Friday, June 25, 2010

Has the Bible changed and become corrupted over time?




Some people have the idea that the New Testament has been translated "so many times" that it has become corrupted through stages of translating. If the translations were being made from other translations, they would have a case. But translations are actually made directly from original Greek, Hebrew and Aramaic source texts based on thousands of ancient manuscripts.

For instance, we know the New Testament we have today is true to its original form because:

1. We have such a huge number of manuscript copies -- over 24,000.
2. Those copies agree with each other, word for word, 99.5% of the time.
3. The dates of these manuscripts are very close to the dates of their originals (see link at end of this section).

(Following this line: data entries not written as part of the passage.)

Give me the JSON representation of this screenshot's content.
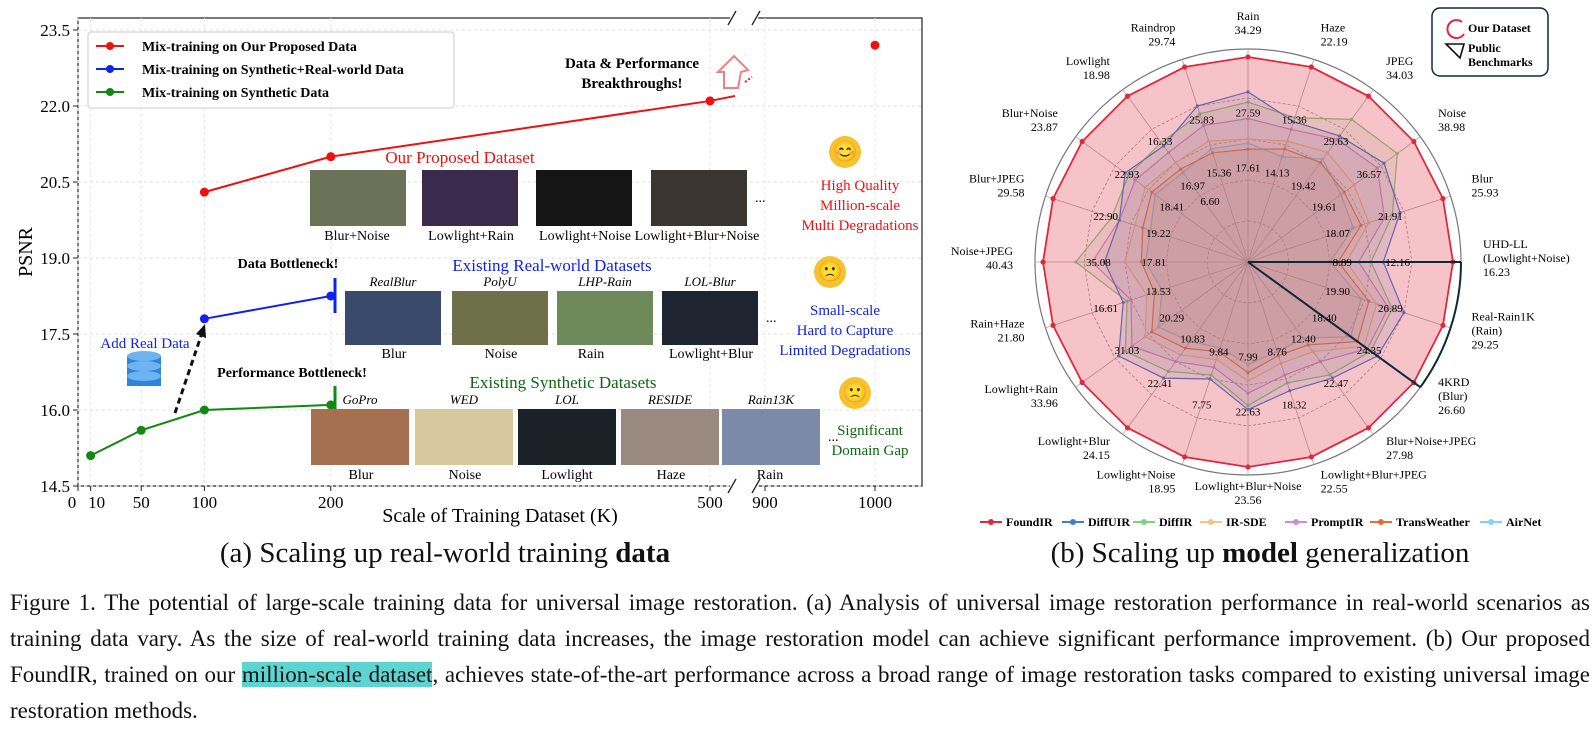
{
  "chart_data": [
    {
      "type": "line",
      "title": "",
      "xlabel": "Scale of Training Dataset (K)",
      "ylabel": "PSNR",
      "x_ticks": [
        "0",
        "10",
        "50",
        "100",
        "200",
        "500",
        "900",
        "1000"
      ],
      "y_ticks": [
        "14.5",
        "16.0",
        "17.5",
        "19.0",
        "20.5",
        "22.0",
        "23.5"
      ],
      "ylim": [
        14.5,
        23.5
      ],
      "grid": true,
      "legend_position": "top-left",
      "series": [
        {
          "name": "Mix-training on Our Proposed Data",
          "color": "#ee1111",
          "x": [
            100,
            200,
            500,
            1000
          ],
          "y": [
            20.3,
            21.0,
            22.1,
            23.2
          ]
        },
        {
          "name": "Mix-training on Synthetic+Real-world Data",
          "color": "#1122ee",
          "x": [
            100,
            200
          ],
          "y": [
            17.8,
            18.25
          ]
        },
        {
          "name": "Mix-training on Synthetic Data",
          "color": "#118811",
          "x": [
            10,
            50,
            100,
            200
          ],
          "y": [
            15.1,
            15.6,
            16.0,
            16.1
          ]
        }
      ],
      "annotations": {
        "breakthrough": [
          "Data & Performance",
          "Breakthroughs!"
        ],
        "data_bottleneck": "Data Bottleneck!",
        "perf_bottleneck": "Performance Bottleneck!",
        "add_real": "Add Real Data"
      },
      "groups": [
        {
          "title": "Our Proposed Dataset",
          "color": "#ee1111",
          "thumbs": [
            {
              "label": "Blur+Noise",
              "name": ""
            },
            {
              "label": "Lowlight+Rain",
              "name": ""
            },
            {
              "label": "Lowlight+Noise",
              "name": ""
            },
            {
              "label": "Lowlight+Blur+Noise",
              "name": ""
            }
          ],
          "desc": [
            "High Quality",
            "Million-scale",
            "Multi Degradations"
          ],
          "emoji": "😊"
        },
        {
          "title": "Existing Real-world Datasets",
          "color": "#1122ee",
          "thumbs": [
            {
              "label": "Blur",
              "name": "RealBlur"
            },
            {
              "label": "Noise",
              "name": "PolyU"
            },
            {
              "label": "Rain",
              "name": "LHP-Rain"
            },
            {
              "label": "Lowlight+Blur",
              "name": "LOL-Blur"
            }
          ],
          "desc": [
            "Small-scale",
            "Hard to Capture",
            "Limited Degradations"
          ],
          "emoji": "🙁"
        },
        {
          "title": "Existing Synthetic Datasets",
          "color": "#116611",
          "thumbs": [
            {
              "label": "Blur",
              "name": "GoPro"
            },
            {
              "label": "Noise",
              "name": "WED"
            },
            {
              "label": "Lowlight",
              "name": "LOL"
            },
            {
              "label": "Haze",
              "name": "RESIDE"
            },
            {
              "label": "Rain",
              "name": "Rain13K"
            }
          ],
          "desc": [
            "Significant",
            "Domain Gap"
          ],
          "emoji": "🙁"
        }
      ],
      "ellipsis": "..."
    },
    {
      "type": "radar",
      "axes": [
        {
          "label": [
            "Rain"
          ]
        },
        {
          "label": [
            "Haze"
          ]
        },
        {
          "label": [
            "JPEG"
          ]
        },
        {
          "label": [
            "Noise"
          ]
        },
        {
          "label": [
            "Blur"
          ]
        },
        {
          "label": [
            "UHD-LL",
            "(Lowlight+Noise)"
          ]
        },
        {
          "label": [
            "Real-Rain1K",
            "(Rain)"
          ]
        },
        {
          "label": [
            "4KRD",
            "(Blur)"
          ]
        },
        {
          "label": [
            "Blur+Noise+JPEG"
          ]
        },
        {
          "label": [
            "Lowlight+Blur+JPEG"
          ]
        },
        {
          "label": [
            "Lowlight+Blur+Noise"
          ]
        },
        {
          "label": [
            "Lowlight+Noise"
          ]
        },
        {
          "label": [
            "Lowlight+Blur"
          ]
        },
        {
          "label": [
            "Lowlight+Rain"
          ]
        },
        {
          "label": [
            "Rain+Haze"
          ]
        },
        {
          "label": [
            "Noise+JPEG"
          ]
        },
        {
          "label": [
            "Blur+JPEG"
          ]
        },
        {
          "label": [
            "Blur+Noise"
          ]
        },
        {
          "label": [
            "Lowlight"
          ]
        },
        {
          "label": [
            "Raindrop"
          ]
        }
      ],
      "max_values": [
        "34.29",
        "22.19",
        "34.03",
        "38.98",
        "25.93",
        "16.23",
        "29.25",
        "26.60",
        "27.98",
        "22.55",
        "23.56",
        "18.95",
        "24.15",
        "33.96",
        "21.80",
        "40.43",
        "29.58",
        "23.87",
        "18.98",
        "29.74"
      ],
      "min_values": [
        "17.61",
        "14.13",
        "19.42",
        "19.61",
        "18.07",
        "8.89",
        "19.90",
        "18.40",
        "12.40",
        "8.76",
        "7.99",
        "9.84",
        "10.83",
        "20.29",
        "13.53",
        "17.81",
        "19.22",
        "18.41",
        "16.97",
        "15.36"
      ],
      "inner_values": [
        "27.59",
        "15.36",
        "29.63",
        "36.57",
        "21.91",
        "12.16",
        "26.89",
        "24.35",
        "22.47",
        "18.32",
        "22.63",
        "7.75",
        "22.41",
        "31.03",
        "16.61",
        "35.08",
        "22.90",
        "22.93",
        "16.33",
        "25.83"
      ],
      "extra_values": [
        "6.60"
      ],
      "series": [
        {
          "name": "FoundIR",
          "color": "#e0283c",
          "r": [
            1,
            1,
            1,
            1,
            1,
            1,
            1,
            1,
            1,
            1,
            1,
            1,
            1,
            1,
            1,
            1,
            1,
            1,
            1,
            1
          ]
        },
        {
          "name": "DiffUIR",
          "color": "#3a7fd0",
          "r": [
            0.83,
            0.72,
            0.76,
            0.82,
            0.78,
            0.66,
            0.8,
            0.78,
            0.7,
            0.66,
            0.72,
            0.6,
            0.7,
            0.78,
            0.64,
            0.7,
            0.66,
            0.74,
            0.7,
            0.8
          ]
        },
        {
          "name": "DiffIR",
          "color": "#7fd07f",
          "r": [
            0.78,
            0.74,
            0.86,
            0.9,
            0.74,
            0.6,
            0.74,
            0.74,
            0.68,
            0.62,
            0.7,
            0.58,
            0.66,
            0.74,
            0.62,
            0.84,
            0.7,
            0.72,
            0.72,
            0.76
          ]
        },
        {
          "name": "IR-SDE",
          "color": "#f2c48a",
          "r": [
            0.6,
            0.62,
            0.66,
            0.64,
            0.62,
            0.48,
            0.66,
            0.7,
            0.54,
            0.52,
            0.58,
            0.5,
            0.56,
            0.62,
            0.52,
            0.6,
            0.58,
            0.62,
            0.6,
            0.62
          ]
        },
        {
          "name": "PromptIR",
          "color": "#d18ad6",
          "r": [
            0.7,
            0.68,
            0.74,
            0.78,
            0.7,
            0.54,
            0.72,
            0.72,
            0.6,
            0.58,
            0.64,
            0.54,
            0.6,
            0.7,
            0.6,
            0.76,
            0.66,
            0.68,
            0.66,
            0.7
          ]
        },
        {
          "name": "TransWeather",
          "color": "#e07030",
          "r": [
            0.55,
            0.58,
            0.6,
            0.58,
            0.58,
            0.44,
            0.62,
            0.66,
            0.5,
            0.48,
            0.54,
            0.46,
            0.52,
            0.58,
            0.48,
            0.52,
            0.54,
            0.58,
            0.56,
            0.56
          ]
        },
        {
          "name": "AirNet",
          "color": "#7fd4f2",
          "r": [
            0.58,
            0.54,
            0.62,
            0.56,
            0.54,
            0.4,
            0.58,
            0.62,
            0.46,
            0.46,
            0.5,
            0.44,
            0.48,
            0.54,
            0.44,
            0.5,
            0.5,
            0.56,
            0.54,
            0.58
          ]
        }
      ],
      "legend_box": [
        "Our Dataset",
        "Public",
        "Benchmarks"
      ],
      "legend_position": "bottom"
    }
  ],
  "subcaptions": {
    "a_pre": "(a) Scaling up real-world training ",
    "a_bold": "data",
    "b_pre": "(b) Scaling up ",
    "b_bold": "model",
    "b_post": " generalization"
  },
  "caption": {
    "pre": "Figure 1.  The potential of large-scale training data for universal image restoration. (a) Analysis of universal image restoration performance in real-world scenarios as training data vary. As the size of real-world training data increases, the image restoration model can achieve significant performance improvement. (b) Our proposed FoundIR, trained on our ",
    "highlight": "million-scale dataset",
    "post": ", achieves state-of-the-art performance across a broad range of image restoration tasks compared to existing universal image restoration methods."
  }
}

When one compares the text of one manuscript with another, the match is amazing. Sometimes the spelling may vary, or words may be transposed, but that is of little consequence. Concerning word order, Bruce M. Metzger, professor emeritus at Princeton Theological Seminary, explains: "It makes a whale of a difference in English if you say, 'Dog bites man' or 'Man bites dog' -- sequence matters in English. But in Greek it doesn't. One word functions as the subject of the sentence regardless of where it stands in the sequence.

Dr. Ravi Zacharias, a visiting professor at Oxford University, also comments: "In real terms, the New Testament is easily the best attested ancient writing in terms of the sheer number of documents, the time span between the events and the documents, and the variety of documents available to sustain or contradict it. There is nothing in ancient manuscript evidence to match such textual availability and integrity.

The New Testament is humanity's most reliable ancient document. Its textual integrity is more certain than that of Plato's writings or Homer's Iliad. For a comparison of the New Testament to other ancient writings, click here.
The Old Testament has also been remarkably well preserved. Our modern translations are confirmed by a huge number of ancient manuscripts in both Hebrew and Greek, including the mid-20th century discovery of the Dead Sea Scrolls. These scrolls hold the oldest existing fragments of almost all of the Old Testament books, dating from 150 B.C. The similarity of the Dead Sea manuscripts to hand copies made even 1,000 years later is proof of the care the ancient Hebrew scribes took in copying their scriptures.